I PIU’ E I MENO

Un tifoso non è un essere razionale, si sa. Vorrebbe sempre il massimo dalla propria squadra, perfino l’ impossibile.
Ed io, in quanto tifoso, non faccio eccezione. Cercherò però di essere il più razionale possibile, dando i meriti a chi di dovere e trovando le magagne che, anche ieri sera, si sono palesate.

I meriti, innanzi tutto. A Dida, perché se non metteva la manona santa ieri staremmo frignando su una sconfitta, o su un pareggio se ci fosse andata di culo. La sua paratissima su colpo di testa di Granoche da 4 millimetri dalla linea di porta vale come o più di un gol, e l’ abbraccio finale dei compagni al portierone è un bel gesto di fiducia. Ciò non lo salva dalla lapidazione per la papera di mercoledì, ma gli dà abbastanza punti.

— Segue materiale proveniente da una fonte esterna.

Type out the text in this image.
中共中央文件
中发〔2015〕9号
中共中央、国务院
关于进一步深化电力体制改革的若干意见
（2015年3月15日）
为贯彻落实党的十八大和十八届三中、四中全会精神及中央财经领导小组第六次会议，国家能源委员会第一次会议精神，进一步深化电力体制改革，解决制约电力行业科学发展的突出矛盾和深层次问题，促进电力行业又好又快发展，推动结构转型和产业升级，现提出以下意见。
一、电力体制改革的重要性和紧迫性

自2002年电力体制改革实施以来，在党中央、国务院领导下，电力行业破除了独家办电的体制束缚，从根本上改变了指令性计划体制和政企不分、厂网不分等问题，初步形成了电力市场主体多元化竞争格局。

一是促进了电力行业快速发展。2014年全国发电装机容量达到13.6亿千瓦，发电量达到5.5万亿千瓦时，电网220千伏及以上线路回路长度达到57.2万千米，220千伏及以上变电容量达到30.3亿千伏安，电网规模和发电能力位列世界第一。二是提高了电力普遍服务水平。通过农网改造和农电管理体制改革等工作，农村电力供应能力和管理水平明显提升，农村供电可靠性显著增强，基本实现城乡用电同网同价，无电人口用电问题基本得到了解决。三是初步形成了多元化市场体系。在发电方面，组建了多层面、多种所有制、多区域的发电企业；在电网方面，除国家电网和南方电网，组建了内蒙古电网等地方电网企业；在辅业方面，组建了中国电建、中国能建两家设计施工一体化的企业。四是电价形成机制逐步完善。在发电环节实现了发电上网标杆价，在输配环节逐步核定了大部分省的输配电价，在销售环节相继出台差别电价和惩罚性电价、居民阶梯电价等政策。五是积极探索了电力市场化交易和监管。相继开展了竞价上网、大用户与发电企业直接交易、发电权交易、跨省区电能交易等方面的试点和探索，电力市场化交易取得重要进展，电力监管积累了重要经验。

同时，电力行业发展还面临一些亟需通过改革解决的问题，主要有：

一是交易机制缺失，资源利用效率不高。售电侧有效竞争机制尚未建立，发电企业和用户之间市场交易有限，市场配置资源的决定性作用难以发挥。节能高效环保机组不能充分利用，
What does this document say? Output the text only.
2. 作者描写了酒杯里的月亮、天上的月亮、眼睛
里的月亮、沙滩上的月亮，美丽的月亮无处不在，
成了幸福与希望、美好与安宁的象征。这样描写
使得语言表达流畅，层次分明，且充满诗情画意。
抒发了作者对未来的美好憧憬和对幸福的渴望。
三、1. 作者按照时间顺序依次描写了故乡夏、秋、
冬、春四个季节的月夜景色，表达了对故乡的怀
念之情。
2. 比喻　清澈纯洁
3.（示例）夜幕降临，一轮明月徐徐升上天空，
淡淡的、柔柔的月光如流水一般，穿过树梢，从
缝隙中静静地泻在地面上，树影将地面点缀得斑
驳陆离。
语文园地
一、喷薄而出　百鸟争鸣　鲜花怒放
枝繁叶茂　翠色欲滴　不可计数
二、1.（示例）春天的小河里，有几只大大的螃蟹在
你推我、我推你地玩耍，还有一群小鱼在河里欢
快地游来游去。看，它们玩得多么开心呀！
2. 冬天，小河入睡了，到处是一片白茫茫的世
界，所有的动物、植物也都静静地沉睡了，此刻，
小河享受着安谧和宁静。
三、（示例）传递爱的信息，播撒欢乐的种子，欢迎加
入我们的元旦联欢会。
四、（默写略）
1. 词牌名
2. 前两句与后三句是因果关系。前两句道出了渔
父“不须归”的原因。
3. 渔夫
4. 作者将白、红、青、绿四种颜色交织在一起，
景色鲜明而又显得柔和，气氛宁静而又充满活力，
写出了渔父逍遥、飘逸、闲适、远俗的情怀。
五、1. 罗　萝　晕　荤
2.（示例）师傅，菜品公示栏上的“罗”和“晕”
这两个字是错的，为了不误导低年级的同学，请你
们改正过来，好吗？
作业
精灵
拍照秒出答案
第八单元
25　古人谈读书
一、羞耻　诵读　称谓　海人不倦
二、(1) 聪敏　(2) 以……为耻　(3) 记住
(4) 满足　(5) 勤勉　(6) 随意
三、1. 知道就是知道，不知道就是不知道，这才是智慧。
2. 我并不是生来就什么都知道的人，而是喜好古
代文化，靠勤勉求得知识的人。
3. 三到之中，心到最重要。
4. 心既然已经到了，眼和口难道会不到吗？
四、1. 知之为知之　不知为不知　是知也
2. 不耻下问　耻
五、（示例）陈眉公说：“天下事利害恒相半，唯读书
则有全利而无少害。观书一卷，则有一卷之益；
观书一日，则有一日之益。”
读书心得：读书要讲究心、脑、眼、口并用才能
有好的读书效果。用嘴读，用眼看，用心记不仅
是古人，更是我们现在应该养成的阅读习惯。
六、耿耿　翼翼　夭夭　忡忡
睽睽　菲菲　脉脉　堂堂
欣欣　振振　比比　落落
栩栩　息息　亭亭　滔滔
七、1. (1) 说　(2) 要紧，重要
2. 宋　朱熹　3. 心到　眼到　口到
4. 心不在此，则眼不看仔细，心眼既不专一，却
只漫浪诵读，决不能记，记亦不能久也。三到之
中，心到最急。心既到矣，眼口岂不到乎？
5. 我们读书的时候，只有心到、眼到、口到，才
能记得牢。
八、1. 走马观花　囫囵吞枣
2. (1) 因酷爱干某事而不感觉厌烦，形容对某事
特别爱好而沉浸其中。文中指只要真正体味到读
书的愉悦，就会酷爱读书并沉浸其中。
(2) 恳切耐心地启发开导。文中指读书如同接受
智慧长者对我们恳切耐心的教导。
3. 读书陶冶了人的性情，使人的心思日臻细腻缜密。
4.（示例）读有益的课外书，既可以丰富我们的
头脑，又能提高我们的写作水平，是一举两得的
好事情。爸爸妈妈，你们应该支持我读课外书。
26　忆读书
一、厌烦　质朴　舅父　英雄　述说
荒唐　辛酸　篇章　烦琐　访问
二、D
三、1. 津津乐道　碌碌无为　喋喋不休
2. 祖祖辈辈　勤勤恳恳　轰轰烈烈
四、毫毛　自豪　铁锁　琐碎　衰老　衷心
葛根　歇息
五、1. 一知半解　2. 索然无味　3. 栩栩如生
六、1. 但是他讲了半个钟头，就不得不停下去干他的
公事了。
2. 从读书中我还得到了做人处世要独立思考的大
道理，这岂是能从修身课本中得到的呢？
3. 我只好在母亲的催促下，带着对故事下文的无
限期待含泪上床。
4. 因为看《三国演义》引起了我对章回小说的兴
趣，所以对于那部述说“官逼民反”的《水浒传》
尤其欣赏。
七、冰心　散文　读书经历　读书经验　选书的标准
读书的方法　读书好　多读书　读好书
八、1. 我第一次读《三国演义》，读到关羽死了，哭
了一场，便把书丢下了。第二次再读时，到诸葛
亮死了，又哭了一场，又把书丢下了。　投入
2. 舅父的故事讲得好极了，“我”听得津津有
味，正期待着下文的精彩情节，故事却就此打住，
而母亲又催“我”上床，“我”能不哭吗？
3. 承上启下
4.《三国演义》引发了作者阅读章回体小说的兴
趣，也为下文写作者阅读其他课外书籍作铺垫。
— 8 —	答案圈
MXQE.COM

Nesta. Nesta ha un cuore grande così. San Drone è tornato meglio di prima. E’ l’ erede spirituale di Maldini per l’ anima, il carisma e lo spirito che ci mette in campo. Se poi si improvvisa pure cannoniere, beh, ci sarebbe da erigere statue equestri. Meriterebbe la fascia di capitano, anzi, dovrebbero tatuargliela sul bicipite sinistro; per ora mi accontento che non si rompa più per un paio d’ anni.

Per tutti gli altri c’ è di buono che finalmente ci mettono grinta e coglioni in campo. In fondo è ciò che si chiede ad un giocatore di calcio, no?!?, ma vista l’ aria che tira a milanello, persino la normalità diventa una conquista.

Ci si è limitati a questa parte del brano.